We’re thinking: We look forward to seeing cost/throughput comparisons between running a model on Project Digits, A100, and H100.

X-CLR loss: training models to link text captions and image similarity.

Calibrating Contrast

Contrastive loss functions make it possible to produce good embeddings without labeled data. A twist on this idea makes even more useful embeddings.

What’s new: Vlad Sobal and colleagues at Meta, New York University, Brown University, Genentech, and Canadian Institute for Advanced Research introduced X-Sample contrastive loss (X-CLR), a self-supervised loss function that enables vision models to learn embeddings that capture similarities and differences among examples with greater subtlety.
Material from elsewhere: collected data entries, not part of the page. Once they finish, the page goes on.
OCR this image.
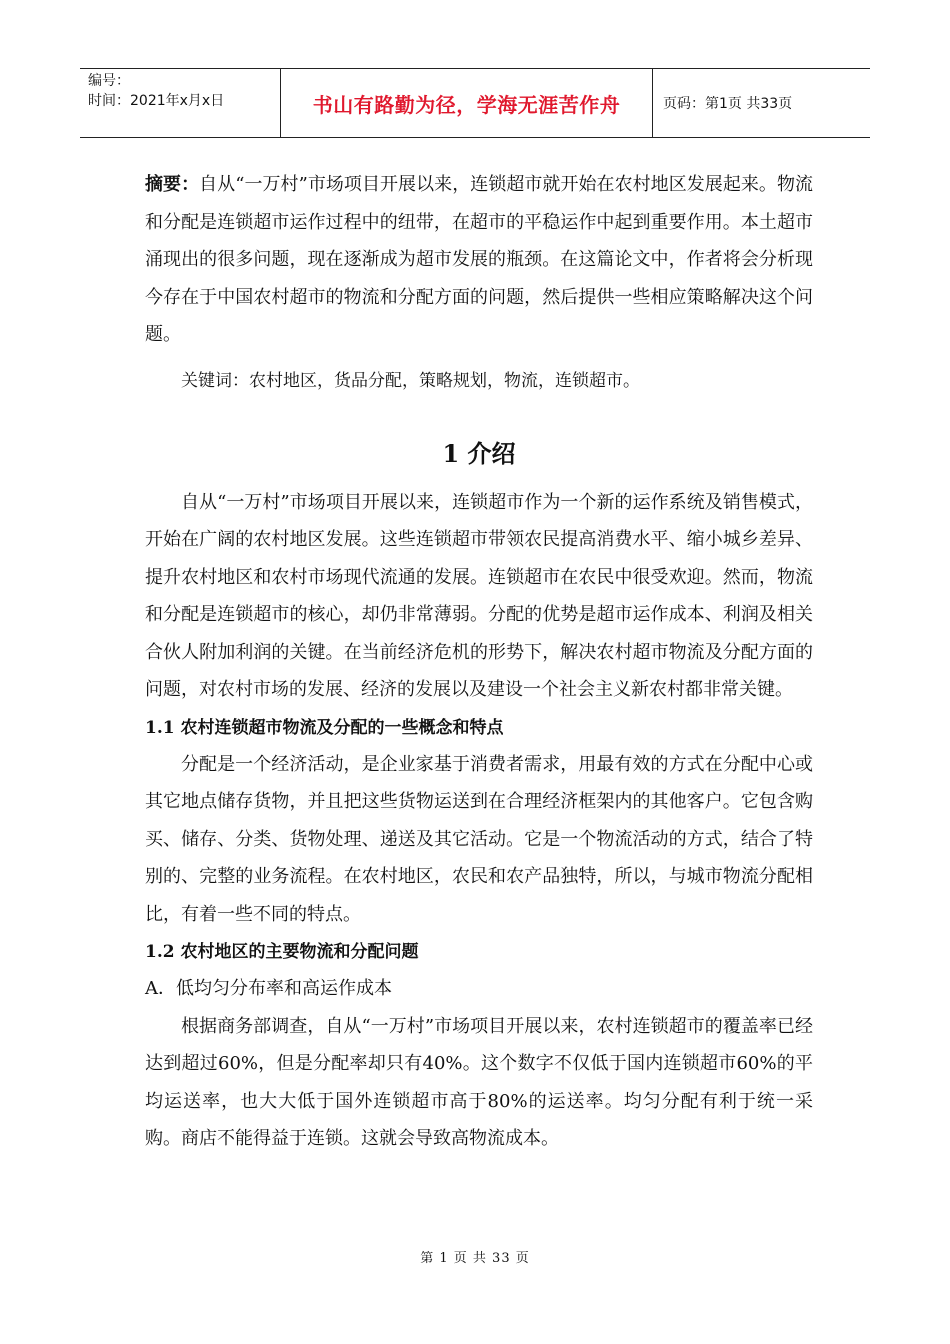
编号：
时间：2021年x月x日	书山有路勤为径，学海无涯苦作舟	页码：第1页 共33页

摘要：自从“一万村”市场项目开展以来，连锁超市就开始在农村地区发展起来。物流和分配是连锁超市运作过程中的纽带，在超市的平稳运作中起到重要作用。本土超市涌现出的很多问题，现在逐渐成为超市发展的瓶颈。在这篇论文中，作者将会分析现今存在于中国农村超市的物流和分配方面的问题，然后提供一些相应策略解决这个问题。

关键词：农村地区，货品分配，策略规划，物流，连锁超市。

1 介绍

自从“一万村”市场项目开展以来，连锁超市作为一个新的运作系统及销售模式，开始在广阔的农村地区发展。这些连锁超市带领农民提高消费水平、缩小城乡差异、提升农村地区和农村市场现代流通的发展。连锁超市在农民中很受欢迎。然而，物流和分配是连锁超市的核心，却仍非常薄弱。分配的优势是超市运作成本、利润及相关合伙人附加利润的关键。在当前经济危机的形势下，解决农村超市物流及分配方面的问题，对农村市场的发展、经济的发展以及建设一个社会主义新农村都非常关键。

1.1 农村连锁超市物流及分配的一些概念和特点

分配是一个经济活动，是企业家基于消费者需求，用最有效的方式在分配中心或其它地点储存货物，并且把这些货物运送到在合理经济框架内的其他客户。它包含购买、储存、分类、货物处理、递送及其它活动。它是一个物流活动的方式，结合了特别的、完整的业务流程。在农村地区，农民和农产品独特，所以，与城市物流分配相比，有着一些不同的特点。

1.2 农村地区的主要物流和分配问题

A．低均匀分布率和高运作成本

根据商务部调查，自从“一万村”市场项目开展以来，农村连锁超市的覆盖率已经达到超过60%，但是分配率却只有40%。这个数字不仅低于国内连锁超市60%的平均运送率，也大大低于国外连锁超市高于80%的运送率。均匀分配有利于统一采购。商店不能得益于连锁。这就会导致高物流成本。

第 1 页 共 33 页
Key insight: Contrastive loss functions like SimCLR equally encourage a model to produce dissimilar embeddings of images of, say, a cat, a dog, and a dump truck. But, of course, cats and dogs are more similar to each other than either are to dump trucks. Instead of marking examples as similar or dissimilar, X-CLR assigns similarity scores, so a model can learn to produce embeddings that match those scores.

How it works: The authors used X-CLR to train an embedding model on Conceptual Captions datasets of image-text pairs scraped from the web: CC-3M (3 million text-image pairs) and CC-12M (12 million text-image pairs). The model was similar to CLIP, except the text encoder was a sentence transformer pretrained on sentence pairs, and the vision encoder was a ResNet-50 pretrained on ImageNet.

The sentence transformer embedded text captions for all examples. The system computed similarity scores according to cosine similarity between the text embeddings.
Similarly, a ResNet-50 computed image embeddings, and the system computed similarity scores between them.
The authors froze the sentence transformer and used the text similarity scores as labels in the loss function. The loss function minimized the difference between the similarity scores of the text embeddings and the corresponding similarity scores of the image embeddings.

Results: Systems trained using X-CLR outperformed competitors in ImageNet classification, especially when less training data was available. (The authors followed CLIP’s method of classification: They computed the similarity between an image embedding and text embeddings of all classes. The image’s classification was the class that corresponds to the text embedding with the highest similarity to the image embedding.)

The authors compared a system trained using X-CLR, one trained using SimCLR, and CLIP. After training on the CC-3M dataset, the X-CLR system achieved 58.2 percent accuracy on ImageNet, while the SimCLR model achieved 57.0 percent and CLIP achieved 41.0 percent.
Training on CC-12M resulted in smaller differences: X-CLR achieved 59.4 percent accuracy, SimCLR achieved 58.9 percent, and CLIP achieved 58.8 percent.

Why it matters: Contrastive loss functions are very useful, but the similar/dissimilar dichotomy leaves important nuances unaccounted for. Like CLIP, X-CLR takes advantage of both images and their captions for self-supervised learning. However, CLIP learns to recognize image-text pairs as similar or dissimilar, while X-CLR matches image-image pairs using captions as a similarity signal that’s continuous rather than discrete.

We’re thinking: Reality is not black and white. Allowing for shades of gray makes for better modeling.